I'll admit it: I've spent several days now wrestling with the harshness of that sentence. "You do not believe, because you do not belong to my sheep." What can such a stark, cut-and-dry pronouncement mean?
I suppose the easy dodge would be to insist that the sentence doesn't apply to me. After all, I'm a cradle believer. I grew up in the church. I know my Bible. I love the liturgy and I say my prayers. Surely I both believe and belong.
Except when I don't. The nagging trouble with Jesus's indictment is that it does apply to my spiritual experience. Not rarely, but often. I doubt with alarming regularity. I question God's goodness, his power, and even his existence more often than I'd care to admit. I can't know for sure what the motivations of those people in the temple were on that long-ago December day, but I know my own. When I ask Jesus to stop keeping me in suspense, when I insist that he speak plainly, what I'm really saying is: "I don't trust you. I trust neither your willingness to speak to me, nor my capacity to hear your voice. You're supposed to be my Good Shepherd. I'm supposed to know, trust, and love your voice, but I very often don't. So what now?"
At first glance, Jesus's reply might appear to suggest that belonging to him depends on believing in him. But in fact, what Jesus says is exactly the opposite: you struggle to believe because you don't consent to belong. In other words, belief doesn't come first. It can't come first.
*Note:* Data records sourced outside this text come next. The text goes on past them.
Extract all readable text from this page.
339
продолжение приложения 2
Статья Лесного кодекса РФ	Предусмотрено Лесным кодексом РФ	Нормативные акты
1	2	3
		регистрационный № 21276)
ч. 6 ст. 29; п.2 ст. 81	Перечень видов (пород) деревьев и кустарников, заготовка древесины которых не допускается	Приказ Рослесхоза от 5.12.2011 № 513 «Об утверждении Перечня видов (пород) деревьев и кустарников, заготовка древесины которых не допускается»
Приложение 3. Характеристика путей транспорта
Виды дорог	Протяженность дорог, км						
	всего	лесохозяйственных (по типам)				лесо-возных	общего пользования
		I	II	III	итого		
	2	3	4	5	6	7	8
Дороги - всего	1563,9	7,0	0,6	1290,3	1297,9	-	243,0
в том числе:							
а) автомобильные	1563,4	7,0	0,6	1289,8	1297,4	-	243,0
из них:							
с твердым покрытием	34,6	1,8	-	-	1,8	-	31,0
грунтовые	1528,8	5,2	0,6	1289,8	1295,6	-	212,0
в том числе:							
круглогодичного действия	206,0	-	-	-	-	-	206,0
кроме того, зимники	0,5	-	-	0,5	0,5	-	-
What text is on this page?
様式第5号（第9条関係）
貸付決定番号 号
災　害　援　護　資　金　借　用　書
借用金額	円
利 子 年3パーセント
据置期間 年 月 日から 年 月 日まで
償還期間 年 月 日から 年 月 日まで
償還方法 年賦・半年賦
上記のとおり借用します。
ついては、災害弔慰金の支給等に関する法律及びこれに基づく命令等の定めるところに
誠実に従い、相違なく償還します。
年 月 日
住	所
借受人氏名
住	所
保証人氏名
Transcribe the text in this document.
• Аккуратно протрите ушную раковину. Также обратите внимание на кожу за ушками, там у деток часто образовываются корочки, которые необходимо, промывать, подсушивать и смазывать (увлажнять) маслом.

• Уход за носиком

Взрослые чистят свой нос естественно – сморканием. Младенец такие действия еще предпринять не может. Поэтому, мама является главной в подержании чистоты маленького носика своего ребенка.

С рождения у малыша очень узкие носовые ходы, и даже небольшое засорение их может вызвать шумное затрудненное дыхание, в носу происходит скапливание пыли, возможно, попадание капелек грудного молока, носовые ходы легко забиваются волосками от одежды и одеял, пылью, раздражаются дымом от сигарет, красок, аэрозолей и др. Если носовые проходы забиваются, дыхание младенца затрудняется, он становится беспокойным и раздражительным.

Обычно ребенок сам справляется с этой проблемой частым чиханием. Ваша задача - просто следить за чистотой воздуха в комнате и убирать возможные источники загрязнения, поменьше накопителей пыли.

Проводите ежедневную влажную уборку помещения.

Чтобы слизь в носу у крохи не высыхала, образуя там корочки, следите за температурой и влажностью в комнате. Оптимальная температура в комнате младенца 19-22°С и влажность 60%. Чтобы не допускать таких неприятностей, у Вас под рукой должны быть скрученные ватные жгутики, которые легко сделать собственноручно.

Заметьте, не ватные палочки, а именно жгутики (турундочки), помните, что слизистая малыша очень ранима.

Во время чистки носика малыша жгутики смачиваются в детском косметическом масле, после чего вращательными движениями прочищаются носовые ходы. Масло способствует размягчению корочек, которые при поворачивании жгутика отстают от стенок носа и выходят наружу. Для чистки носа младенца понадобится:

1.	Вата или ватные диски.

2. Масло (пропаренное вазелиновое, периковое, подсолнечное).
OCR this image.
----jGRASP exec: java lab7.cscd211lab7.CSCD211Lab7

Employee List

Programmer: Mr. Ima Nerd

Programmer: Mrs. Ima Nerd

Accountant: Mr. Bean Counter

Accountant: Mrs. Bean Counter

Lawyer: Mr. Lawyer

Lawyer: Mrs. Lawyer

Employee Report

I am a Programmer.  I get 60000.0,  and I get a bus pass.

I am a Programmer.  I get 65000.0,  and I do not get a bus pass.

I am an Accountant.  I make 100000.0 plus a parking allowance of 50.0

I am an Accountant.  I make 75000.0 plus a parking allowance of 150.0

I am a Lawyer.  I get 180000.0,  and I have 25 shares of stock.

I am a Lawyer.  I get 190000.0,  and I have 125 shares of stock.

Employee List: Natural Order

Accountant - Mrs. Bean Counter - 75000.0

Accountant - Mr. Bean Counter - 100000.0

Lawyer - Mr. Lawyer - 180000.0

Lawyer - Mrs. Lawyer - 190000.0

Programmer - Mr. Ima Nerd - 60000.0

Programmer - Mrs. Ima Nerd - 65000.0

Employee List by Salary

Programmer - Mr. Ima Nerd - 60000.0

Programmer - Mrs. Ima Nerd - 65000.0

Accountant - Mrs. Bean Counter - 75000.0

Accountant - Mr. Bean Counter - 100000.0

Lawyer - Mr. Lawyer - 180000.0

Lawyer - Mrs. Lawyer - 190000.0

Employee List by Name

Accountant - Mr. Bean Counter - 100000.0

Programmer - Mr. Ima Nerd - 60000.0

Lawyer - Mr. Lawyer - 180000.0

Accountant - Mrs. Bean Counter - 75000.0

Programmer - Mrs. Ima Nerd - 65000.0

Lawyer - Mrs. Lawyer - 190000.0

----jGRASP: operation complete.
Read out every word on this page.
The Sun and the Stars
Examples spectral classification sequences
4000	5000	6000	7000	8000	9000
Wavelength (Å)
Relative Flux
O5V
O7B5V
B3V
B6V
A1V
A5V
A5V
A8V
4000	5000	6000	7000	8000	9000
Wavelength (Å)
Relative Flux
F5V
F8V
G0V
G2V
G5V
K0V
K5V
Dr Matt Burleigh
Belonging does.
According to this text, whatever belief I arrive at in this life will come not from a creed or a cleverly worded sermon, but from the daily, hourly business of belonging to Jesus's flock — of walking in the footsteps of the Shepherd, living in the company of fellow sheep, and listening in real time for the voice of the one whose classroom is rocky hills, hidden pastures, and deeply shadowed valleys. If I won't follow him into those layered places — places of both tranquility and treachery — I will never belong to him at all.
I wonder if Jesus resisted the crowd's question that day because it was so pitifully inadequate. What good would it have done if he'd stood up in the temple at their insistence and yelled, "Yes! Yes, in fact, I am the Christ!" Would anything have changed? Suddenly, would his parables, his countercultural teachings, and his strange miracles have coalesced into an easy common sense? I doubt it. Jesus was a storytelling rabbi — far more interested in formation than in formula.
Maybe, by refusing to "speak plainly" Jesus was honoring human life for the incredibly complicated thing it is. After all, one doesn't "speak plainly" about the greatest mysteries of the universe. Jesus came to teach us about truth, about love, and about eternal life in God's just and transformative kingdom. One doesn't simply profess belief in such weighty and mysterious things — one lives into them, questions into them, believes into them, grows into them.
Sheep know their shepherd because they are his; they walk, graze, feed and sleep in his footsteps, beneath his rod and staff, within constant earshot of his voice. So we believe in the Christ as we belong to him — as we allow ourselves to become fully and deeply his. He walks ahead of us, and we will only learn his path by walking it.